Improving the prediction of western North Pacific summer precipitation using a Bayesian dynamic linear model

Wen Xing1, Weiqing Han2 and Lei Zhang2, (1)University of Colorado Boulder, Atmospheric and Oceanic Sciences, Boulder, CO, United States, (2)University of Colorado Boulder, Department of Atmospheric and Oceanic Sciences, Boulder, United States
Abstract:
Seasonal prediction of western North Pacific summer monsoon rainfall (WNPSMR) is in great demand but remains challenging, because the relationships between the Asian monsoon system and precursors are nonstationary and exhibit significant decadal changes. The present study aims to 1) examine decadal variations of the relationships between the WNPSMR and predictors used in previous studies and 2) establish a new prediction model using a Bayesian dynamical linear model (DLM), which is capable of capturing the time-evolving relationships between the predictand and predictors whereas the conventional static linear model cannot.

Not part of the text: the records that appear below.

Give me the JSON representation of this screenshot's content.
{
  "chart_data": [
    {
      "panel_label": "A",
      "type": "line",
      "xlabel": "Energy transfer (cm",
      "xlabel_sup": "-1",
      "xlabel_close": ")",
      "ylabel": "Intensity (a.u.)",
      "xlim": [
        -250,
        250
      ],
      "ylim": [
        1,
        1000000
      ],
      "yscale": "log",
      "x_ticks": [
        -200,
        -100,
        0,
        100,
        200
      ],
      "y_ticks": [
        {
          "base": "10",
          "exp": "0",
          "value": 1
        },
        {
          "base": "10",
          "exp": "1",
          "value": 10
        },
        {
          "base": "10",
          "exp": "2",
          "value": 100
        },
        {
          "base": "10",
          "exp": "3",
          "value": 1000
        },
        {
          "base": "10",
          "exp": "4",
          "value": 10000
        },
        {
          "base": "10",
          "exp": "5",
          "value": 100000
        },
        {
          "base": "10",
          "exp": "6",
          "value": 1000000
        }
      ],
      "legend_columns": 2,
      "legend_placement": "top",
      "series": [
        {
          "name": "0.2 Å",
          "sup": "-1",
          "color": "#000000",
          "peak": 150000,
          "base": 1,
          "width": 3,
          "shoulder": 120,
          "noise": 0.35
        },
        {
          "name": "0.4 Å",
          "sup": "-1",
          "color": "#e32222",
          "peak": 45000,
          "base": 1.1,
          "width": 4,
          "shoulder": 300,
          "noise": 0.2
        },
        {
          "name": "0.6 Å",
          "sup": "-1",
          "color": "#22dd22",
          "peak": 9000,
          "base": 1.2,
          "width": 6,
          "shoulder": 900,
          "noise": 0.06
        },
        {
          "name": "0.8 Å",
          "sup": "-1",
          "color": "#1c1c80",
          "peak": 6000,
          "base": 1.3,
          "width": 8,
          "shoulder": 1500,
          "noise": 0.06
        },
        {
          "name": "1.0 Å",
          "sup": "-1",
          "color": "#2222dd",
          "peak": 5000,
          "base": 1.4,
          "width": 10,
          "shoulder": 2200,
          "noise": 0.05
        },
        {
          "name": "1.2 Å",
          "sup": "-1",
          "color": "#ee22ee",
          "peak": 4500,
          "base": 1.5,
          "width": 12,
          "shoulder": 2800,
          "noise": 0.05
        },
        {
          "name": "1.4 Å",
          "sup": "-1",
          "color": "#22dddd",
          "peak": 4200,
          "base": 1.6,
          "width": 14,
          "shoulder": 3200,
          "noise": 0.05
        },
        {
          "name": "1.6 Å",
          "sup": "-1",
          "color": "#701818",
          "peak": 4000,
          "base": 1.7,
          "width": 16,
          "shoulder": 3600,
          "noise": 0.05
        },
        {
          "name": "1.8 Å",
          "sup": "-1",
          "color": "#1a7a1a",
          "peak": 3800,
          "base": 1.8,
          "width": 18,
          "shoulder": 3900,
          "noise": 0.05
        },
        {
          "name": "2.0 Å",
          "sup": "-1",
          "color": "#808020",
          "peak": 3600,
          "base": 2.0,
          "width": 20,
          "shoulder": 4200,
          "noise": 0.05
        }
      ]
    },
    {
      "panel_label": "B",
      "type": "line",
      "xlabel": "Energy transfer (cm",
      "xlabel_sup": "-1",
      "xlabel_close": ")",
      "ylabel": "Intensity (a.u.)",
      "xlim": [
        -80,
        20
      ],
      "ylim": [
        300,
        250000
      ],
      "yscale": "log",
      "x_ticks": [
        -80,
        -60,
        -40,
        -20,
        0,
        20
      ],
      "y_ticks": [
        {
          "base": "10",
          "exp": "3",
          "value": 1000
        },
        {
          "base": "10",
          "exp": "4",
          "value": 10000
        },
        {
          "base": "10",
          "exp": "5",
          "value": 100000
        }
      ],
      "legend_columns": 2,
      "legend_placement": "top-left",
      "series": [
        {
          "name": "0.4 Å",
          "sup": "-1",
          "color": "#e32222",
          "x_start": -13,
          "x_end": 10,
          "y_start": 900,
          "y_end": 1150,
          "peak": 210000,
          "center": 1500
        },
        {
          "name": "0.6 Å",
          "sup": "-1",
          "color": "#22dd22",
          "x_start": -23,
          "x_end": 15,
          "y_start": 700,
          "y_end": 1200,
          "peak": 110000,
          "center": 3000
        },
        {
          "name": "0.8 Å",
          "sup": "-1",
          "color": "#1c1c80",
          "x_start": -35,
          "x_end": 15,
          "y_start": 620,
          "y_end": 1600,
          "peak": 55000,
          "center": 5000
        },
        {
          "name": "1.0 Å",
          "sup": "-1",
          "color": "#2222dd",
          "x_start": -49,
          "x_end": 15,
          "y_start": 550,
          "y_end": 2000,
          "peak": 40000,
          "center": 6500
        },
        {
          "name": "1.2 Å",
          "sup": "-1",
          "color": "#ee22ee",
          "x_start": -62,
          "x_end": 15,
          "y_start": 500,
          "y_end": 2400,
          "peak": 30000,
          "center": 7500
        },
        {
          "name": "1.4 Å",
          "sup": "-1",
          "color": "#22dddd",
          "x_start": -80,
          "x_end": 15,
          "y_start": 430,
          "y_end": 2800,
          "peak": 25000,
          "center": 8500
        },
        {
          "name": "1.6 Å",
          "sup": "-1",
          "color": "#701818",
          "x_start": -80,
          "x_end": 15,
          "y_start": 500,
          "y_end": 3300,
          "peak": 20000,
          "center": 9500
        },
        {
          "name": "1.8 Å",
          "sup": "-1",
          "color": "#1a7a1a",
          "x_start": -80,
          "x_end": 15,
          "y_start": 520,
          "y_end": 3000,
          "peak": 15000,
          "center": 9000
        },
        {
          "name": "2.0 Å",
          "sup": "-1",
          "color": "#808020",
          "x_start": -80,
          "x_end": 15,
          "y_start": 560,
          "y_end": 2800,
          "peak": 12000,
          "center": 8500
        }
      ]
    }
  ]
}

Two predictors were selected previously to predict the WNPSMR. One is the sea level pressure tendency anomalies over the tropical eastern Pacific from late spring to early summer, which represents remote forcing related to ENSO and has a stable effect on WNPSMR throughout the analysis period. The other is the sea surface temperature anomaly difference between the northern Indian Ocean (IO) and the WNP during spring through early summer (called IOWPSST), which denotes local air-sea interaction that affects the WNP subtropical high. Results show that the IOWPSST has strong influence on WNPSMR during 1979 to 2003 (period 1), while from 2004-2017 (period 2) its connection to WNPSMR evidently weakens. This nonstationary relationship is due to the non-persistence of the enhanced WNP subtropical high during period 2, which is associated with the positive-to-negative phase transition of the Interdecadal Pacific Oscillation since ~2000.

A new prediction model was established using the two predictors with Bayesian DLM. The cross-validation method and a 9-yr independent forward-rolling forecast is applied to test the hindcast and actual forecast ability. Results show that the Bayesian DLM has higher hindcast/forecast skill and lower mean square error compared with static linear model, suggesting that the DLM has advantage in predicting WNPSMR and is a promising method for seasonal prediction.